Uma das grandes questões de investigação histórica, que eu tenho abordado nessas páginas e em outros lugares, é exatamente como o mundo moderno se tornou tão diferente do que era antes. Desde por volta de 1750, houve um aumento de 16 vezes da riqueza real per capita em uma escala global, algo completamente sem precedentes que tem mudado a vida de todos no planeta para melhor.
Em seu último trabalho, Bourgeois Dignity: Why Economics Can’t Explain the Modern World, Deirdre McCloskey argumenta que o fator crítico foi uma mudança em como as atividades produtivas, tais como o comércio, eram prezadas. Ao invés de serem vistas como algo inferior, vergonhoso e desonroso, elas tornaram-se respeitáveis, dignas e, acima de tudo, virtuosas. Isso deu ao comércio, aos comerciantes e aos fabricantes (aqueles que trabalhavam com as próprias mãos) o respeito crucial dado anteriormente apenas aos aristocratas, padres e até camponeses. Eu acho que McCloskey dá importância demais a este fator, mas o fenômeno que ela identifica foi sem dúvida real e teve relevância considerável.
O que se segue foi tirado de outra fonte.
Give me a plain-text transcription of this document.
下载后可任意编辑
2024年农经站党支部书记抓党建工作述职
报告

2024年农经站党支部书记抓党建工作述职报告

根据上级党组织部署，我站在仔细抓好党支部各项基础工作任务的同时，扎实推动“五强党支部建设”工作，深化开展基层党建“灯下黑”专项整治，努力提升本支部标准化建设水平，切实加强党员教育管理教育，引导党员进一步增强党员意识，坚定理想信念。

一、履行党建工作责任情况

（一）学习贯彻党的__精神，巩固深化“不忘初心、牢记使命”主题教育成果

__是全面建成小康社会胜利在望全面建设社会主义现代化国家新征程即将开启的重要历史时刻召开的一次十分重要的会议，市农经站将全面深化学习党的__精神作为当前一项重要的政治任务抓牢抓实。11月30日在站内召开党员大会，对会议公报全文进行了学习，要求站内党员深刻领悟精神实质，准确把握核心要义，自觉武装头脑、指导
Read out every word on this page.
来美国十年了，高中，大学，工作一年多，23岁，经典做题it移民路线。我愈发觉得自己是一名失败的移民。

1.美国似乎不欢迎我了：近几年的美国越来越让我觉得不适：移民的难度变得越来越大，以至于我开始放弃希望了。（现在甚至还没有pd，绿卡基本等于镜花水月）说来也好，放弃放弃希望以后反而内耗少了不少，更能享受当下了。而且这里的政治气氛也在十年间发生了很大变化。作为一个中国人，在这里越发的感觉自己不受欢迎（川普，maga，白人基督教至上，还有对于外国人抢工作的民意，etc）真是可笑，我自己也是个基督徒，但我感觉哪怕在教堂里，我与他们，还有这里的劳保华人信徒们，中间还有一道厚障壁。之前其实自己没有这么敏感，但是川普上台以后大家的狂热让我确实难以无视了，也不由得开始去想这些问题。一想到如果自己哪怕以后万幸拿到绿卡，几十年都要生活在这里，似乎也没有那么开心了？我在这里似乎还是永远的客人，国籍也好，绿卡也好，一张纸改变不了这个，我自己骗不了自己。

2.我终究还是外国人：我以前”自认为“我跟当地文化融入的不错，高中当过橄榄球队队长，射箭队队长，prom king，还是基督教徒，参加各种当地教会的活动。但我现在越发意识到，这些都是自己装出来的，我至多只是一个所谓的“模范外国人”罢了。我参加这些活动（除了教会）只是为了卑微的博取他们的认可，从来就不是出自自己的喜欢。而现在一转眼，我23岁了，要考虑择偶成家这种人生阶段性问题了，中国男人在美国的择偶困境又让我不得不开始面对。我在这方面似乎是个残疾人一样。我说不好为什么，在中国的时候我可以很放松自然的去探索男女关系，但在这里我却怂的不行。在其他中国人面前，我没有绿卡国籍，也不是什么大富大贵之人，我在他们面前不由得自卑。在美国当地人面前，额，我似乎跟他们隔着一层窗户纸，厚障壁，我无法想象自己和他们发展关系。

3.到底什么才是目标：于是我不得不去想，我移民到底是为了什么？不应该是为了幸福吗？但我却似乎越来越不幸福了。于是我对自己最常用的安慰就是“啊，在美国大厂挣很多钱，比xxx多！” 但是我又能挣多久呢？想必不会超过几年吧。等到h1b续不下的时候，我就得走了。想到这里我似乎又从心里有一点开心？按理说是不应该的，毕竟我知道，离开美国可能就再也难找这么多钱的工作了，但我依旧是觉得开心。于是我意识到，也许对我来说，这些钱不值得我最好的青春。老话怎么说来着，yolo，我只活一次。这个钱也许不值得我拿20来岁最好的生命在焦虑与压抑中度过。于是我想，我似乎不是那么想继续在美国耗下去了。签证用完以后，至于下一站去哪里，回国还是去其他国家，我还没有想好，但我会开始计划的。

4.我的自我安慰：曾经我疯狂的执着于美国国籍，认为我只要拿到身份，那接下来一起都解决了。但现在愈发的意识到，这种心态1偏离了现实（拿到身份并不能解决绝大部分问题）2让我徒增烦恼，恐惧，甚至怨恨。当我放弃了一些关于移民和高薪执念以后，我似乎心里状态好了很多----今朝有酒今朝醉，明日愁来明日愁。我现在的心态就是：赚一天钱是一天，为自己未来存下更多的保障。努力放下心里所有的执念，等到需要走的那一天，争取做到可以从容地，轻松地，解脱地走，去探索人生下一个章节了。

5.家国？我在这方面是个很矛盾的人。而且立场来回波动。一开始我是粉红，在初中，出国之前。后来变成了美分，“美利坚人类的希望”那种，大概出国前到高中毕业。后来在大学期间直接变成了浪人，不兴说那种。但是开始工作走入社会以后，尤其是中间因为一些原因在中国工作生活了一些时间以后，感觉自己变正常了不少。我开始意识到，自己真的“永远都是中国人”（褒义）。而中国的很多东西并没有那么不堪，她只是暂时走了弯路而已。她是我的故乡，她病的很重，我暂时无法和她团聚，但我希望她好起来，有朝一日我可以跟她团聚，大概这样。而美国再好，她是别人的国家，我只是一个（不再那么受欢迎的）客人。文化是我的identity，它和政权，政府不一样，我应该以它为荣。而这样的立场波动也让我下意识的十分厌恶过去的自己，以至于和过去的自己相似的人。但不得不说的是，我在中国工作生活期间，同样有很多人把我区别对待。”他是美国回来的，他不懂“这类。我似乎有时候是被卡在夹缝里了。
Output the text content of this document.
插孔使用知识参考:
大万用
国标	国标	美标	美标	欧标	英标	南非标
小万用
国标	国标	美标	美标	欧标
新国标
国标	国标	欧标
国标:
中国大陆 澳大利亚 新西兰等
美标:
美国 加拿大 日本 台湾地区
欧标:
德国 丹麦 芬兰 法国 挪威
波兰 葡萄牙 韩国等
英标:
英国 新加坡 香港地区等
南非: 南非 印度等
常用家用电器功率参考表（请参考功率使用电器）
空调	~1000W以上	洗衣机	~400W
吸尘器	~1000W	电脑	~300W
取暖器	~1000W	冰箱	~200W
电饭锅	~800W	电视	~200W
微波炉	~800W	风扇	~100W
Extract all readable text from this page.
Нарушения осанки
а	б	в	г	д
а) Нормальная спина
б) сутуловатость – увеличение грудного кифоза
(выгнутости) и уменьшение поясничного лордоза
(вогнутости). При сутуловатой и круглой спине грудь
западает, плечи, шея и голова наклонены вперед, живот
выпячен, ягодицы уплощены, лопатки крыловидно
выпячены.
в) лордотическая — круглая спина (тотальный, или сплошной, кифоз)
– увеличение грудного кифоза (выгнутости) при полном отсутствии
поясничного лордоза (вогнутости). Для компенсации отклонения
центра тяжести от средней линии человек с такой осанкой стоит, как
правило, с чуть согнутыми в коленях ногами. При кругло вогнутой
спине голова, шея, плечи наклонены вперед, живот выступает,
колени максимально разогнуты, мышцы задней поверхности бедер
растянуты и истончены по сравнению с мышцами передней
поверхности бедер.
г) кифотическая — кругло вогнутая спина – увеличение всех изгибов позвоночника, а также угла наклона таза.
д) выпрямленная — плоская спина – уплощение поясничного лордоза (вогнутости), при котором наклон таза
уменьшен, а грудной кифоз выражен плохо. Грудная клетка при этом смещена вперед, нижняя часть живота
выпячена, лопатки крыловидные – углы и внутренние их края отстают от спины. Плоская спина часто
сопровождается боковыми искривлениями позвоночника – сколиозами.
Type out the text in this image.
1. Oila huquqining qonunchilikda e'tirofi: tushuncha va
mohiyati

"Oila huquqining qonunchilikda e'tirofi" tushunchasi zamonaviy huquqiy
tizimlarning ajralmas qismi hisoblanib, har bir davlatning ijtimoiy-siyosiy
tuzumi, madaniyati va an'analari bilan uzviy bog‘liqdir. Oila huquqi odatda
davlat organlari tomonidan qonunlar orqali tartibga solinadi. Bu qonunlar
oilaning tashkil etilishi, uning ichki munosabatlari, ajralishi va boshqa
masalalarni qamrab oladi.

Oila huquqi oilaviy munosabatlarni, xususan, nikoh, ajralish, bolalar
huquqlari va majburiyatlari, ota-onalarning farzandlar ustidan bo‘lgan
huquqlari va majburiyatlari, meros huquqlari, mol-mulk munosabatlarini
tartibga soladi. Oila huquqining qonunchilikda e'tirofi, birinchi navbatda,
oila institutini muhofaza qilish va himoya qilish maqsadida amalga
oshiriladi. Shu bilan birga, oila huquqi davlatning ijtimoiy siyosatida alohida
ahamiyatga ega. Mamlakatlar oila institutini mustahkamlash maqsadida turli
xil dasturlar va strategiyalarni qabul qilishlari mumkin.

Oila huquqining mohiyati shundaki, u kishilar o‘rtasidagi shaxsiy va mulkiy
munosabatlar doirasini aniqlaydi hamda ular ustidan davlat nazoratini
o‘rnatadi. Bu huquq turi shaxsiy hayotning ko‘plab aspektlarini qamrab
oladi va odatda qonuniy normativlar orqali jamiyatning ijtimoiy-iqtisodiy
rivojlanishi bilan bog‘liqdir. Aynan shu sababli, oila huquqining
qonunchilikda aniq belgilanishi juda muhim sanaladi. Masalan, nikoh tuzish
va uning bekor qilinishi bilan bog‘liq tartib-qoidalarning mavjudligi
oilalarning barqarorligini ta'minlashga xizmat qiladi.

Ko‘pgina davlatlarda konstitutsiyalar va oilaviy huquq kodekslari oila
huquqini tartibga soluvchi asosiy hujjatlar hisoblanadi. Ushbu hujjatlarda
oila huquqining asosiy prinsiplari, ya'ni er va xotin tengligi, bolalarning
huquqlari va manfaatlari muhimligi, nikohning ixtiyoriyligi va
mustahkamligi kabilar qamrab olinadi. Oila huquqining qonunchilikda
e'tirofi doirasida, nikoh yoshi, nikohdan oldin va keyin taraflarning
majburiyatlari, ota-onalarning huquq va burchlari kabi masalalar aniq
McCloskey identifica a República Holandesa como o lugar em que o desvio cultural começou no início do século dezessete. No caso europeu isso foi sem dúvida verdade. Entretanto não foi único. Outro desvio posterior, mas independente foi ainda mais autoconsciente e deliberado. Aconteceu em uma das sociedades pós-modernas mais fascinantes, o Japão de Tokugawa (McCloskey discute as semelhanças surpreendentes entre a Europa e o Japão nesse período).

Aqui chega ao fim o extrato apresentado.